When many Christians give their witness, they talk about themselves. This is why we speak of “giving our testimonies,” that is, telling people about our conversions and how Christ has helped us. There certainly is a placed for testimonies, but they should never form the heart of our witness. I remember seeing an ad in a secular newsmagazine that featured a handsome, smiling young man. It began by talking about his previous problems: He had been into drugs and had been lost and depressed, but now he was clean and fulfilled. The ad was like many Christian testimonies—except that it was on behalf of one of the more bizarre cults spreading today. It is true that cults can help a person get off drugs, but that does not make their beliefs true. Moreover, it is easy for people to brush testimonies aside, saying, “I’m glad it worked for him, but that has on relevance to me” Our witness must center not on our experience but on the facts of Christ’s coming to this world.
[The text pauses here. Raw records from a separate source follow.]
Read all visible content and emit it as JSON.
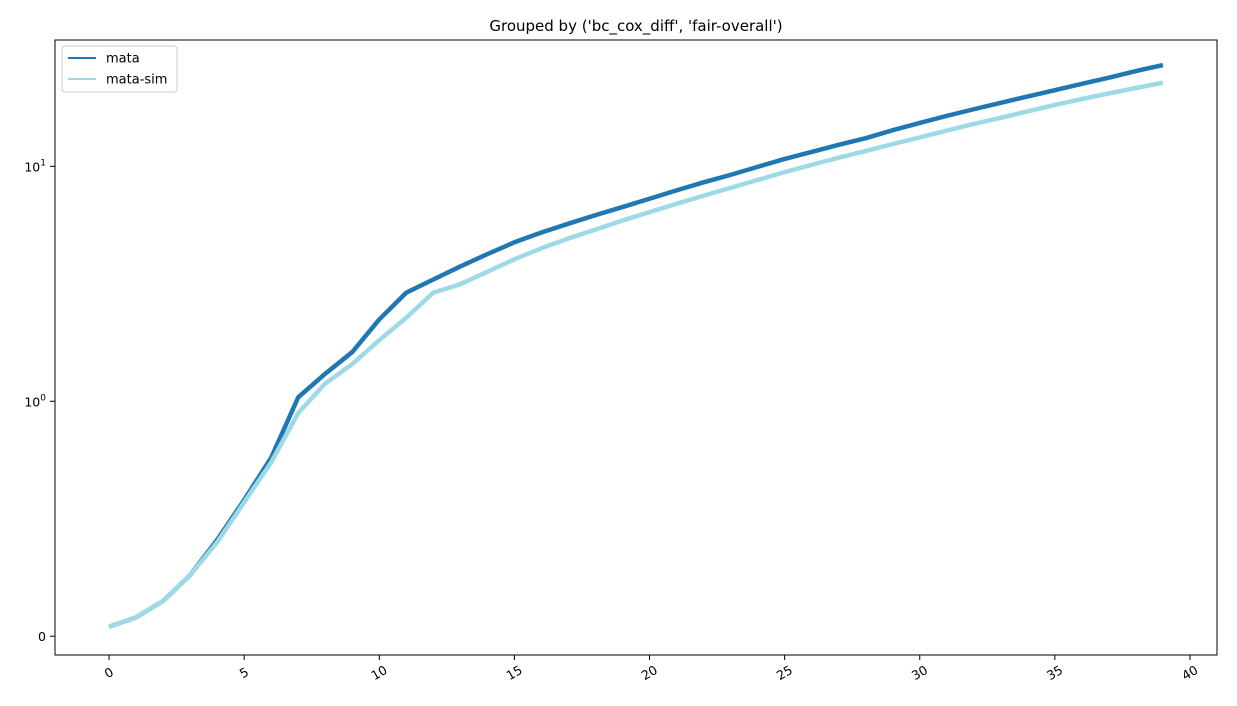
{
  "chart_data": {
    "type": "line",
    "title": "Grouped by ('bc_cox_diff', 'fair-overall')",
    "xlabel": "",
    "ylabel": "",
    "xlim": [
      -2,
      41
    ],
    "yscale": "symlog",
    "x_ticks": [
      0,
      5,
      10,
      15,
      20,
      25,
      30,
      35,
      40
    ],
    "x_tick_labels": [
      "0",
      "5",
      "10",
      "15",
      "20",
      "25",
      "30",
      "35",
      "40"
    ],
    "y_ticks": [
      {
        "value": 0,
        "base": "0",
        "exp": ""
      },
      {
        "value": 1,
        "base": "10",
        "exp": "0"
      },
      {
        "value": 10,
        "base": "10",
        "exp": "1"
      }
    ],
    "grid": false,
    "legend": {
      "position": "top-left"
    },
    "series": [
      {
        "name": "mata",
        "color": "#1f77b4",
        "x": [
          0,
          1,
          2,
          3,
          4,
          5,
          6,
          7,
          8,
          9,
          10,
          11,
          12,
          13,
          14,
          15,
          16,
          17,
          18,
          19,
          20,
          21,
          22,
          23,
          24,
          25,
          26,
          27,
          28,
          29,
          30,
          31,
          32,
          33,
          34,
          35,
          36,
          37,
          38,
          39
        ],
        "values": [
          0.04,
          0.08,
          0.15,
          0.26,
          0.41,
          0.58,
          0.76,
          1.04,
          1.31,
          1.62,
          2.23,
          2.9,
          3.3,
          3.75,
          4.23,
          4.75,
          5.23,
          5.7,
          6.2,
          6.71,
          7.28,
          7.9,
          8.55,
          9.2,
          9.95,
          10.75,
          11.52,
          12.35,
          13.18,
          14.25,
          15.3,
          16.4,
          17.5,
          18.65,
          19.85,
          21.1,
          22.45,
          23.85,
          25.45,
          27.0
        ]
      },
      {
        "name": "mata-sim",
        "color": "#9edae5",
        "x": [
          0,
          1,
          2,
          3,
          4,
          5,
          6,
          7,
          8,
          9,
          10,
          11,
          12,
          13,
          14,
          15,
          16,
          17,
          18,
          19,
          20,
          21,
          22,
          23,
          24,
          25,
          26,
          27,
          28,
          29,
          30,
          31,
          32,
          33,
          34,
          35,
          36,
          37,
          38,
          39
        ],
        "values": [
          0.04,
          0.08,
          0.15,
          0.26,
          0.4,
          0.57,
          0.74,
          0.95,
          1.19,
          1.44,
          1.82,
          2.27,
          2.9,
          3.15,
          3.56,
          4.02,
          4.48,
          4.93,
          5.38,
          5.88,
          6.38,
          6.93,
          7.5,
          8.1,
          8.75,
          9.45,
          10.15,
          10.88,
          11.62,
          12.45,
          13.28,
          14.2,
          15.15,
          16.1,
          17.15,
          18.25,
          19.35,
          20.45,
          21.55,
          22.7
        ]
      }
    ]
  }
}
It is especially important that we never think that what we are doing for Christ is of ultimate importance. James Montgomery Boice warns us, “Whenever a Christian layman, minister, writer, teacher, imageor whoever it might be, gets to thinking that there is something important about him, he or she will always cease to be effective as Christ’s witness.” We also must never permit people to glorify us for what God has done in our lives. If people notice that you have changed, you should praise God and tell them that it was Jesus’ work, for they will gain what you have, not by admiring you, but only by believing on Jesus. In some cases, redirecting praise in this manner will result in people who previously admired you becoming hostile; the world hated Christ, and it will often hate a faithful witness to Him. But we must accept this risk so as to bear testimony not to ourselves but to Christ.

In John 5:35a, Jesus said that John the Baptist “was a burning and shining lamp.” Some Bible versions say that John was a “light,” but the Greek word Jesus used (luxnos) means a candle or a lamp. A lamp does not shine on its own. Its light has to be kindled from another source, and it needs a supply of oil or it will go out. The same is true of us. In our witness, we are to shine not our own light but Christ’s light. Just as a lamp requires oil, we depend on our fellowship with Christ and the Holy Spirit’s enlivening ministry through God’s Word in order that Christ’s light may shine through us. To use a different metaphor, we are the moon reflecting the light of the sun. On our own. we are in darkness, but a great light has shined and is shinning on us, and we are to reflect it into the world.

—Richard D. Phillips, Jesus the Evangelist (Reformation Trust Publishing, 2007), 13–15.